The third and most elaborate analysis mechanic is on Malachi's phone. Malachi builds up a dossier on each of his subjects as a chapter progresses, and these contain so-called 'data points'; facts that Malachi knows about the individual. Their background, their connections, their character, and so on. When you have all the data points on a given individual, you will be prompted to subject them to a more detailed analysis, particularly with reference to other notable individuals in history. For each data point, you're given a selection of individuals about whom a small snippet of relevant information is given, and you can choose whether to keep them as a possible match, or to eliminate the from consideration. Once you've narrowed it down to three candidates (you start with about ten in each case) you're presented with a summary of all the points ranged for and against each candidate, and you chose the final match.
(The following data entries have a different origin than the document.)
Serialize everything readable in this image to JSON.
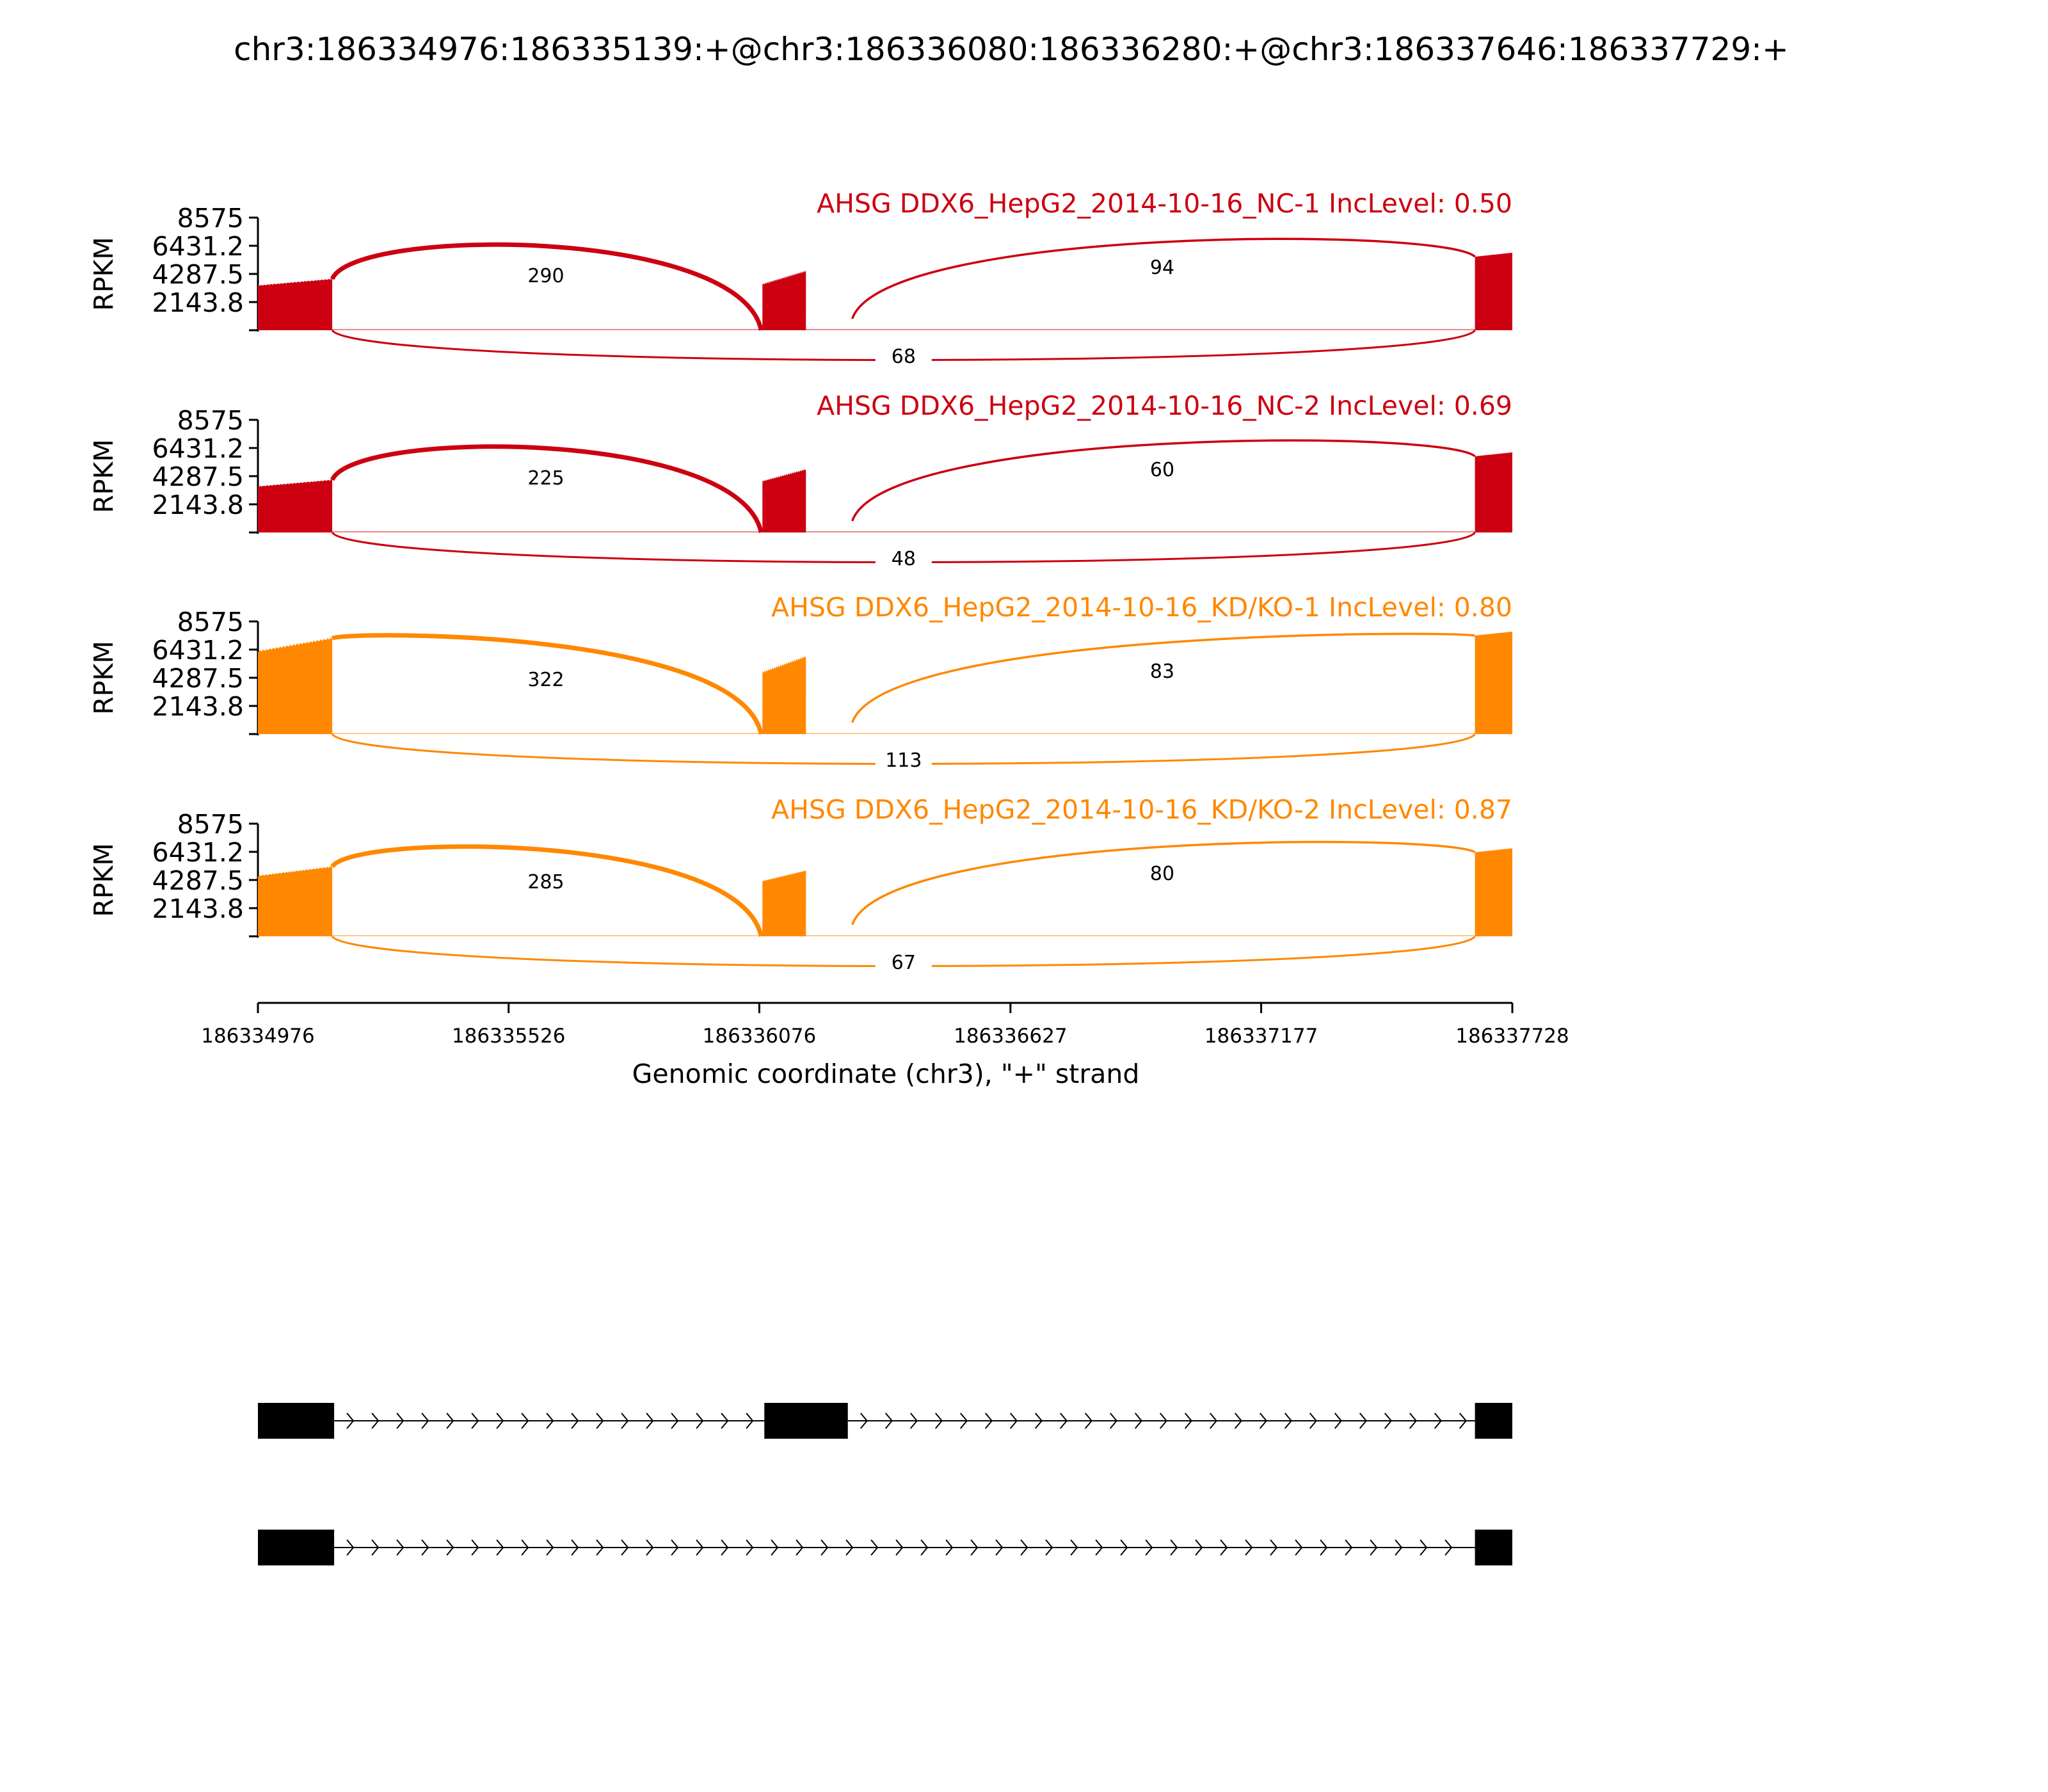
{
  "chart_data": {
    "type": "sashimi",
    "title": "chr3:186334976:186335139:+@chr3:186336080:186336280:+@chr3:186337646:186337729:+",
    "xlabel": "Genomic coordinate (chr3), \"+\" strand",
    "ylabel": "RPKM",
    "xlim": [
      186334976,
      186337728
    ],
    "x_ticks": [
      186334976,
      186335526,
      186336076,
      186336627,
      186337177,
      186337728
    ],
    "x_tick_labels": [
      "186334976",
      "186335526",
      "186336076",
      "186336627",
      "186337177",
      "186337728"
    ],
    "ylim": [
      0,
      8575
    ],
    "y_ticks": [
      2143.8,
      4287.5,
      6431.2,
      8575
    ],
    "y_tick_labels": [
      "2143.8",
      "4287.5",
      "6431.2",
      "8575"
    ],
    "exons": [
      {
        "start": 186334976,
        "end": 186335139
      },
      {
        "start": 186336080,
        "end": 186336280
      },
      {
        "start": 186337646,
        "end": 186337729
      }
    ],
    "colors": {
      "NC": "#cc0011",
      "KD": "#ff8800",
      "text": "#000000"
    },
    "series": [
      {
        "label": "AHSG DDX6_HepG2_2014-10-16_NC-1 IncLevel: 0.50",
        "group": "NC",
        "coverage": {
          "exon1": [
            3400,
            3900
          ],
          "exon2": [
            3500,
            4500
          ],
          "exon3": [
            5600,
            5900
          ]
        },
        "junctions": [
          {
            "from": 186335139,
            "to": 186336080,
            "count": "290",
            "position": "above"
          },
          {
            "from": 186336280,
            "to": 186337646,
            "count": "94",
            "position": "above"
          },
          {
            "from": 186335139,
            "to": 186337646,
            "count": "68",
            "position": "below"
          }
        ]
      },
      {
        "label": "AHSG DDX6_HepG2_2014-10-16_NC-2 IncLevel: 0.69",
        "group": "NC",
        "coverage": {
          "exon1": [
            3500,
            4000
          ],
          "exon2": [
            3900,
            4800
          ],
          "exon3": [
            5800,
            6100
          ]
        },
        "junctions": [
          {
            "from": 186335139,
            "to": 186336080,
            "count": "225",
            "position": "above"
          },
          {
            "from": 186336280,
            "to": 186337646,
            "count": "60",
            "position": "above"
          },
          {
            "from": 186335139,
            "to": 186337646,
            "count": "48",
            "position": "below"
          }
        ]
      },
      {
        "label": "AHSG DDX6_HepG2_2014-10-16_KD/KO-1 IncLevel: 0.80",
        "group": "KD",
        "coverage": {
          "exon1": [
            6300,
            7300
          ],
          "exon2": [
            4700,
            5900
          ],
          "exon3": [
            7500,
            7800
          ]
        },
        "junctions": [
          {
            "from": 186335139,
            "to": 186336080,
            "count": "322",
            "position": "above"
          },
          {
            "from": 186336280,
            "to": 186337646,
            "count": "83",
            "position": "above"
          },
          {
            "from": 186335139,
            "to": 186337646,
            "count": "113",
            "position": "below"
          }
        ]
      },
      {
        "label": "AHSG DDX6_HepG2_2014-10-16_KD/KO-2 IncLevel: 0.87",
        "group": "KD",
        "coverage": {
          "exon1": [
            4600,
            5300
          ],
          "exon2": [
            4200,
            5000
          ],
          "exon3": [
            6400,
            6700
          ]
        },
        "junctions": [
          {
            "from": 186335139,
            "to": 186336080,
            "count": "285",
            "position": "above"
          },
          {
            "from": 186336280,
            "to": 186337646,
            "count": "80",
            "position": "above"
          },
          {
            "from": 186335139,
            "to": 186337646,
            "count": "67",
            "position": "below"
          }
        ]
      }
    ],
    "isoforms": [
      {
        "exons": [
          0,
          1,
          2
        ]
      },
      {
        "exons": [
          0,
          2
        ]
      }
    ]
  }
}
If you eliminate the matching historical figure during the initial narrowing down, then the analysis will reset. 

A warning to those who hate mazes, however. There is a significant maze of tunnels in a late chapter in the game, and whilst it's not 'a maze of twisty little passages all alike' (Oh Lord! How long have I been gaming!), it's still not trivial, even once you gain a specific aid to navigation.


There were two issues that bothered me in MoŽbius Empire Rising. One was Malachi's peculiar gait. His legs sometimes appear to have a mind of their own and to have an odd non-human geometry. Given the quality of the rest of the presentation of this game, and the fact that Malachi is on screen for the vast majority of the game, I would have hoped this would have been fixed by now.

The other distraction is probably more important, that of the font size on Malachi's phone, which I've already covered.


It seems that Jane Jensen has still got 'it' when it comes to writing a decent thriller. MoŽbius Empire Rising tells a good story, with engaging characters (even if you don't actually like all of them immediately... or even ever!). I found myself able to overcome my technical reservations about Malachi Rector's funny walk and enjoy working people out. Plus, I'm a sucker for historical stories.  And the MoŽbius Theory? Well you'll just have to figure that one out for yourself, and Malachi of course. 

Grade:  A-

What do you need to play it?

OS: Windows XP/Vista/7 or Apple Snow Leopard (10.6.X)

Processor: 2.0 GHz*

Memory: 2GB RAM (4GB recommended)

Graphics: ATI or nVidia with 512 MB RAM (1 GB recommended)**

Hard Drive: 4 GB available space

* For Mac systems, an Intel-based processor is required

** Not recommended for play on Intel systems with integrated/shared video memory


(I used a home-built 64-bit Windows 7 Home Premium (SP1) PC running on an AMD Athlon 64 X2 Dual 5200+ processor, with 6 GB RAM, and a Sapphire Radeon HD4670 512MB video card, with on-mother-board, built-in sound card)


Moebius can be obtained from Phoenix Store, Steam, GamersGate and GOG.